I’m escorted to the stage, as I always am, another set of footfalls moving exactly in concert with mine.
This is the routine now, every night.
This is the life of the most famed female illusionist in the world, every nearly the only one in existence, the life I have made for myself through luck and talent and sheer will. This is the life I have decided to leave behind. This is the life I will end.
Tonight, I will escape my torturer, once and for all time.
Tonight, I will kill him.

The Amazing Arden is famed for being the only woman magician in the world to saw a man in half. Her staging is radical – and this night she uses an ax, not a saw. The man in the box screams, there are puddles of fake blood – the audience is astounded. The magician disappears in a puff of smoke, only to reappear at the back with the man from the box. The crowd’s relief is palpable.

In the audience that night had been the Sheriff and his friend Virgil Holt, the deputy sheriff from a nearby town. They are called back to the theatre from the tavern to see a dead body in the magician’s box. Riding home, Virgil stops for food at a restaurant, only to find, and arrest, the now wanted magician. He opts to take her to his nearby police station rather than back to the city as it is late. He triple cuffs her to a chair and asks her to tell him what happened. She tells her story – and it takes all night.

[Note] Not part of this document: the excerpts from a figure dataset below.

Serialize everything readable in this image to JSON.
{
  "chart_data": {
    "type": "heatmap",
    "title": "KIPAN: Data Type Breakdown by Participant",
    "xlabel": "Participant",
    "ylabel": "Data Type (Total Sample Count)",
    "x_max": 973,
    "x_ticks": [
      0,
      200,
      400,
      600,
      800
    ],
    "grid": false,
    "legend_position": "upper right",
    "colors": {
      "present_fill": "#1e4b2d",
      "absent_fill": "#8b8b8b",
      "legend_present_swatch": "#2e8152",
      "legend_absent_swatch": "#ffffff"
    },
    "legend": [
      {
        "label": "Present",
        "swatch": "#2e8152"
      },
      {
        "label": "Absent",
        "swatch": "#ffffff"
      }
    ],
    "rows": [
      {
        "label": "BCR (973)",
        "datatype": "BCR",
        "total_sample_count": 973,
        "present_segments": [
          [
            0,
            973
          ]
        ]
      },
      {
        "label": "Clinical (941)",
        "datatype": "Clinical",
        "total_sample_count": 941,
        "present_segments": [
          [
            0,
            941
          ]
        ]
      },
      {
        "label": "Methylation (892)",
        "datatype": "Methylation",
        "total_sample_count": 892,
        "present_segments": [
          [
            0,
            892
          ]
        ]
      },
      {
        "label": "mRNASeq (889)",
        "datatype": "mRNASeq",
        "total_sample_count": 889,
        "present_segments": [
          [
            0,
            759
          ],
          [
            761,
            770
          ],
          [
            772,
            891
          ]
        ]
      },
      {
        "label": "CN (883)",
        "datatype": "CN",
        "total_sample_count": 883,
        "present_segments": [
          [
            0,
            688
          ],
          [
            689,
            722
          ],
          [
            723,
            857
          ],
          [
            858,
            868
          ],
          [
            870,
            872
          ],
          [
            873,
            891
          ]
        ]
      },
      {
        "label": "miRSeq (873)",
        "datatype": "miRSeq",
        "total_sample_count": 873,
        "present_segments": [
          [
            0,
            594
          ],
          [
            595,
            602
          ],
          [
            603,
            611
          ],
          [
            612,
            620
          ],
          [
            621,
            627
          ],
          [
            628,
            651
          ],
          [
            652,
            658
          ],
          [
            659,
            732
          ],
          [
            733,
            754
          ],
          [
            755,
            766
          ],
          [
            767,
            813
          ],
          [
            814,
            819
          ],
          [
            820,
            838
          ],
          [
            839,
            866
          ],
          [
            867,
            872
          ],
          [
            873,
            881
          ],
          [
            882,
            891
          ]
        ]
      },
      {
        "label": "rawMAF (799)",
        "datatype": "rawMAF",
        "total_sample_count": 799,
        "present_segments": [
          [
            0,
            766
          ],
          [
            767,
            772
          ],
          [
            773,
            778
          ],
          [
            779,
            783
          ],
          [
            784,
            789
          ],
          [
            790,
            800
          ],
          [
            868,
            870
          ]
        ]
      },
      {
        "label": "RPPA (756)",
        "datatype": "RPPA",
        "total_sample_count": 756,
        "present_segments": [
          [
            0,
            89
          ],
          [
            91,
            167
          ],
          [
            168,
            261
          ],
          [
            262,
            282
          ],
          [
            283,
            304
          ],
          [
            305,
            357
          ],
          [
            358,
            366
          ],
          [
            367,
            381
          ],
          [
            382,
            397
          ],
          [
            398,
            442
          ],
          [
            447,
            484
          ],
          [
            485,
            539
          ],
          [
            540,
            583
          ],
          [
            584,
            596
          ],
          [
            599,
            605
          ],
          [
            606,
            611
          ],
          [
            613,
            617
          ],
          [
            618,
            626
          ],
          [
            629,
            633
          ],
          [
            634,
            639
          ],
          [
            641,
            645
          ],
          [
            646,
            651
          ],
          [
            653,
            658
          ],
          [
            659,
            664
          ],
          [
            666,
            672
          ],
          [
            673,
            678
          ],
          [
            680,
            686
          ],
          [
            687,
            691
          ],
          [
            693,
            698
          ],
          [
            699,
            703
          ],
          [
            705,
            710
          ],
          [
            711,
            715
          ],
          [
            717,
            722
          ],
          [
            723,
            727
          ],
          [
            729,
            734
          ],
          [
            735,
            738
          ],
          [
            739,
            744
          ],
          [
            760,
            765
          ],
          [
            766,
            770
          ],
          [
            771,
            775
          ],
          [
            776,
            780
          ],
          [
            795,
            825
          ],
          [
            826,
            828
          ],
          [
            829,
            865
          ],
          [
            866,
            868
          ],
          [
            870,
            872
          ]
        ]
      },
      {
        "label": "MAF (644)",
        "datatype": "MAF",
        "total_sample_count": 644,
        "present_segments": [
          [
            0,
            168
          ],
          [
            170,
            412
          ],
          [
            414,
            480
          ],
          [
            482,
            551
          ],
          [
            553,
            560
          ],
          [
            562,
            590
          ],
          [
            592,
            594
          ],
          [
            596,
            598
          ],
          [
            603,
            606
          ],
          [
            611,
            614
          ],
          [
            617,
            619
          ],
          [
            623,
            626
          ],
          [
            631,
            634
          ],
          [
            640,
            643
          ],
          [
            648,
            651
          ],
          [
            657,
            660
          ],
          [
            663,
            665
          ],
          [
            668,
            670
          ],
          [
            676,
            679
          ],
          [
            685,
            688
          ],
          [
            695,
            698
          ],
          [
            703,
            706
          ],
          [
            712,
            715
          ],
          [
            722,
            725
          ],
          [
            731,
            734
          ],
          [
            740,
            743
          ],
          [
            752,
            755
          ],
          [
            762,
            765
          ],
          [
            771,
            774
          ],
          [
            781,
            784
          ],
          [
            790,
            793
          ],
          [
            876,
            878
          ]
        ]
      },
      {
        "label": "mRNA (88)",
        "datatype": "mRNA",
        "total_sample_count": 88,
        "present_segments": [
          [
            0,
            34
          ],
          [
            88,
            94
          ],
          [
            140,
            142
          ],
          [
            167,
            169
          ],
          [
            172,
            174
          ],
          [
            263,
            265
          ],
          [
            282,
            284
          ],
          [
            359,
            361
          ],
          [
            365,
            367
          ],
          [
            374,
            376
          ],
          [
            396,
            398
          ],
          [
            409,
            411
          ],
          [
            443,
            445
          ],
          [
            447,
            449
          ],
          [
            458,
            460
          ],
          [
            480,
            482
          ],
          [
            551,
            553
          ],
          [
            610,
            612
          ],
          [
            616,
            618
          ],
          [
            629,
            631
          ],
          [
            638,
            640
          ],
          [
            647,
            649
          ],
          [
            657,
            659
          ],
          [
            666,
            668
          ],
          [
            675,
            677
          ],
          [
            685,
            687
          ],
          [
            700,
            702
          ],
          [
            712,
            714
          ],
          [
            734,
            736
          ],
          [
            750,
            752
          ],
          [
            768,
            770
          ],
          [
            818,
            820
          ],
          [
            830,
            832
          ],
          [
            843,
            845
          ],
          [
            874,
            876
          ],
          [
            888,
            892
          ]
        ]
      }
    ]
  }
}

Ada’s begins in 1892 when she was twelve, on the farm in Iowa where she lives with her mother, her late stepfather’s uncle and his son Ray. Ada is a promising dancer, and her mother manages to get an audition for her with a famed ballet teacher who is visiting the Vanderbilts at their Biltmore estate, but Ray scuppers her plan by injuring her foot so she can’t dance. Ray taunts Ada and eventually she escapes, or so she thinks. For a while she works as a maid at Biltmore, before falling for a young gardener called Clyde – and they set off for New York. She falls out with Clyde, but becomes a dancer in a variety show where she is spotted by Adelaide Herrmann, the famous magician and goes to work for her in her show. Ada learns the magic business and when Adelaide retires she takes over the show becoming the Amazing Arden, and Clyde comes back into the picture.

More I will not say, because I do not want to ruin the suspense which builds up from the very first pages. Chapters alternate between the present and past as Ada/Arden tells her story. All the while, she is playing – never unkindly, with young Virgil who desperately wants her confession. He finds it hard to believe that this beautiful young woman in handcuffs before him killed a man – is he being misdirected?  I really felt for Virgil.

We get a wonderful feel for the life of a successful touring show. Adelaide Herrmann was a real magician, a trailblazer for women, and Macallister takes this and makes Ada/Arden one of the next generation of strong women in the entertainment business.  Adelaide and Ada’s success paints a very different picture to the hardships of Forbes’s Edith and Oliver!

If I had one quibble with this fabulous novel, it would be Macallister’s decision to give Ada a little bit of real magic. Ada can heal herself and over the years this ability helps her regain her fitness  every time adversity intervenes. I felt the novel didn’t need it, but I can forgive it – for her body may heal, but the emotional scars remain.

This novel had a super pace which together with the suspense made for a compelling read. Ada is a heroine like no other! (9/10)


Source: Publisher – thank you.

Greer Macallister, The Magician’s Lie (Legend Press, Sept) paperback, 320 pages.